Pedro De Bruyckere: 'Tussen 2006 en 2016 halveerde de tijd die naar lezen gaat. Als je minder tijd in een vak steekt, wordt de kans groter op mindere prestaties.' Beeld Zhigang Zhang
Pedro De Bruyckere: ‘Tussen 2006 en 2016 halveerde de tijd die naar lezen gaat. Als je minder tijd in een vak steekt, wordt de kans groter op mindere prestaties.’ Beeld Zhigang Zhang

Geldt dat ook voor Vlaanderen?

“Misschien wel. Uit PIRLS blijkt bijvoorbeeld dat ook Nederland en Finland erop achteruitgaan. Estland doet het dan weer buitengewoon goed. Dat land, een ex-Sovjetstaat, zat na de val van de Muur in zak en as. Collectief hebben ze daar beslist: het onderwijs moet de motor zijn van onze vooruitgang. De Estse elite ging in het onderwijs werken, want dat was een prestigieuze job die het land zou opstuwen.

“Hoe anders is hier de perceptie over het onderwijs.
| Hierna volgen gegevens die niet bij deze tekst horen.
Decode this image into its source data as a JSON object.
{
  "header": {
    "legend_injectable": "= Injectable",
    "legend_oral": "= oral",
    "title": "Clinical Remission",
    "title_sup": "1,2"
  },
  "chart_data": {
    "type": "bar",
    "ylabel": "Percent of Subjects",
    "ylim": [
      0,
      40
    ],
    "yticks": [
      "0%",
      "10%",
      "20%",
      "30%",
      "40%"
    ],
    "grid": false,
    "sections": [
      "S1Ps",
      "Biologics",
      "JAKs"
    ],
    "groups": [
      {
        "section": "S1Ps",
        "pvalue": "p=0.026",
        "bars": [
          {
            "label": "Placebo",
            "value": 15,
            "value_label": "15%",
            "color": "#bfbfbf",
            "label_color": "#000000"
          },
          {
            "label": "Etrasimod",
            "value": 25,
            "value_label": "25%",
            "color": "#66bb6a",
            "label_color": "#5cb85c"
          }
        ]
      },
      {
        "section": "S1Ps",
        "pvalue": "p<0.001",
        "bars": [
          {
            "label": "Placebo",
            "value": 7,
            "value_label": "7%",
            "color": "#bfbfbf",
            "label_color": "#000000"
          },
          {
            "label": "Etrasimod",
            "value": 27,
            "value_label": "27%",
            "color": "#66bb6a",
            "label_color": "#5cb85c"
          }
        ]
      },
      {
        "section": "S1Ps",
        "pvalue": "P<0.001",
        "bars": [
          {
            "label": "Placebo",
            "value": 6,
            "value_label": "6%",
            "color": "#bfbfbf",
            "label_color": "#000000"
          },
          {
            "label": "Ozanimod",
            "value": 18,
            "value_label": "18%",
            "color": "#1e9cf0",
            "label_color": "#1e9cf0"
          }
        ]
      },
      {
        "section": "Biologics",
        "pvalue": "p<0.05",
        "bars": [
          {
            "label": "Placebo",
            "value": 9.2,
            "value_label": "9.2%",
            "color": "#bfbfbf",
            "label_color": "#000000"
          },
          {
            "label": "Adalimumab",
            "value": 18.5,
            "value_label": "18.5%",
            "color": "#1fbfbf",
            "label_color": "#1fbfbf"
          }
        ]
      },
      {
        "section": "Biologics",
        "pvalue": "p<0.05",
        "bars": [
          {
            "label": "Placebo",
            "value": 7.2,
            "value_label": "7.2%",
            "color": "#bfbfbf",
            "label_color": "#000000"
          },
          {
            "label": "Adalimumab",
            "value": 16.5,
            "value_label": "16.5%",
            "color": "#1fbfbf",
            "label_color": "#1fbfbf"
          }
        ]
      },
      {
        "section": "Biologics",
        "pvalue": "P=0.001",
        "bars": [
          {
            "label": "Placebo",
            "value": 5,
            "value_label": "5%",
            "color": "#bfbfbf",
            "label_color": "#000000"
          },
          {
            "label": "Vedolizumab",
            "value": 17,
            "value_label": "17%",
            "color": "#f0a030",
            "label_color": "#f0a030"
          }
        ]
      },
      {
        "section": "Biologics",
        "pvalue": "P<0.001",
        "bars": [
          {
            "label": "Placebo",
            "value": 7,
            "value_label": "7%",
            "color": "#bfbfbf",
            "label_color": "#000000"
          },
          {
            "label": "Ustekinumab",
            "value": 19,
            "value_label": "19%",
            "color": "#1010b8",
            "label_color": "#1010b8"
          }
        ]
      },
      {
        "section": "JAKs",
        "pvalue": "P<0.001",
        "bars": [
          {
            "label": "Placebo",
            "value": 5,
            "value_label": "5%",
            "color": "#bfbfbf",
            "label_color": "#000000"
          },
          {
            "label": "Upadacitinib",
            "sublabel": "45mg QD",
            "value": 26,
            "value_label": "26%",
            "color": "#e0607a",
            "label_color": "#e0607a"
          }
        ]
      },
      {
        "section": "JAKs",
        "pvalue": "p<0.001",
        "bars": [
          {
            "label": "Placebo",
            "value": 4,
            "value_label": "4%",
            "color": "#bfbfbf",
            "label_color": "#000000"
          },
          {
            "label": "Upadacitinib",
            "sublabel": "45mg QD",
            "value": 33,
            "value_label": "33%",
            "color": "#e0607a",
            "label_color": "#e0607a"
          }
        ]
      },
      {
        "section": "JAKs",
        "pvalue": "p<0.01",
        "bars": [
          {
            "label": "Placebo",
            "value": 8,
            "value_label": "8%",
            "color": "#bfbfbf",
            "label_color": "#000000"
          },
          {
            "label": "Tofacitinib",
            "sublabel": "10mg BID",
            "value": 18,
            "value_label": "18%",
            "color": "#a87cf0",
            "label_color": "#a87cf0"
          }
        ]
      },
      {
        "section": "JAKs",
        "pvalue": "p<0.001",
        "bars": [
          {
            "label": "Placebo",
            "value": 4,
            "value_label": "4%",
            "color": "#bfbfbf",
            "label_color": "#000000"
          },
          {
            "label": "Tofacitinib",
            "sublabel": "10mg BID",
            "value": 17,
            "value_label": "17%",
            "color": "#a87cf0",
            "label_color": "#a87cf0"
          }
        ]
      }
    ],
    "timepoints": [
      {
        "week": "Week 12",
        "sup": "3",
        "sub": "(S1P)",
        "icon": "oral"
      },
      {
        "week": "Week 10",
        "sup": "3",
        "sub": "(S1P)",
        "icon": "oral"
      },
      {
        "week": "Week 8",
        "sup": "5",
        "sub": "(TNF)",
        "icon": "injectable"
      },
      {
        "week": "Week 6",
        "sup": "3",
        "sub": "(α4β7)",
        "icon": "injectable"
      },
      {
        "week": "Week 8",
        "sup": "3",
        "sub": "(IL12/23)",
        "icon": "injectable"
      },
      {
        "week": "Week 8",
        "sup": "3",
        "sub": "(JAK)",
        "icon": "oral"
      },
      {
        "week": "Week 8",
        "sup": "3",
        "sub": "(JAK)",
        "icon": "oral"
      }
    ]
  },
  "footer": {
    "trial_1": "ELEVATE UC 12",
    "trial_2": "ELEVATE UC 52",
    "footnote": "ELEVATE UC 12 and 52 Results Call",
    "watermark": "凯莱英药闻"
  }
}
Eenentwintig jaar heb ik lesgegeven in de lerarenopleiding. In mijn eerste les vroeg ik telkens aan mijn studenten: is het jullie afgeraden om in het onderwijs te stappen? Vier op de vijf studenten staken hun hand op.

“‘Kun je niets beters vinden?’: dat krijgen leerkrachten in spe te horen.”

Onderwijs wordt niet langer beschouwd als de ladder voor sociale mobiliteit?

“Onderwijs is in de jaren 70 en 80 een gigantische motor geweest voor sociale promotie. Hoeveel mensen gingen toen voor het eerst verder studeren in hun familie? Ik ben zelf ook een product van die sociale mobiliteit. Als oudste van negen kinderen heeft mijn moeder mij veel studiemateriaal gegeven. (lacht)

“Dat ik hier zelf zit, dank ik aan hele goede leerkrachten. Daarom wilde ik absoluut zelf lesgeven en wil ik blijven lesgeven aan toekomstige leerkrachten. Maar ik wijk af.

“In tegenstelling tot de jaren 70 zijn er nu veel ouders zelf hoogopgeleid. En in debatten merk ik op dat juist zij soms vragen stellen bij het belang van onderwijs.”

Hebben we het dan te goed?

“Neen. Je zult me niet horen zeggen dat we het slechter moeten hebben om ons onderwijs beter te maken. (lacht) We mogen gewoon de fout niet maken dat we denken dat goed onderwijs volstrekt normaal is.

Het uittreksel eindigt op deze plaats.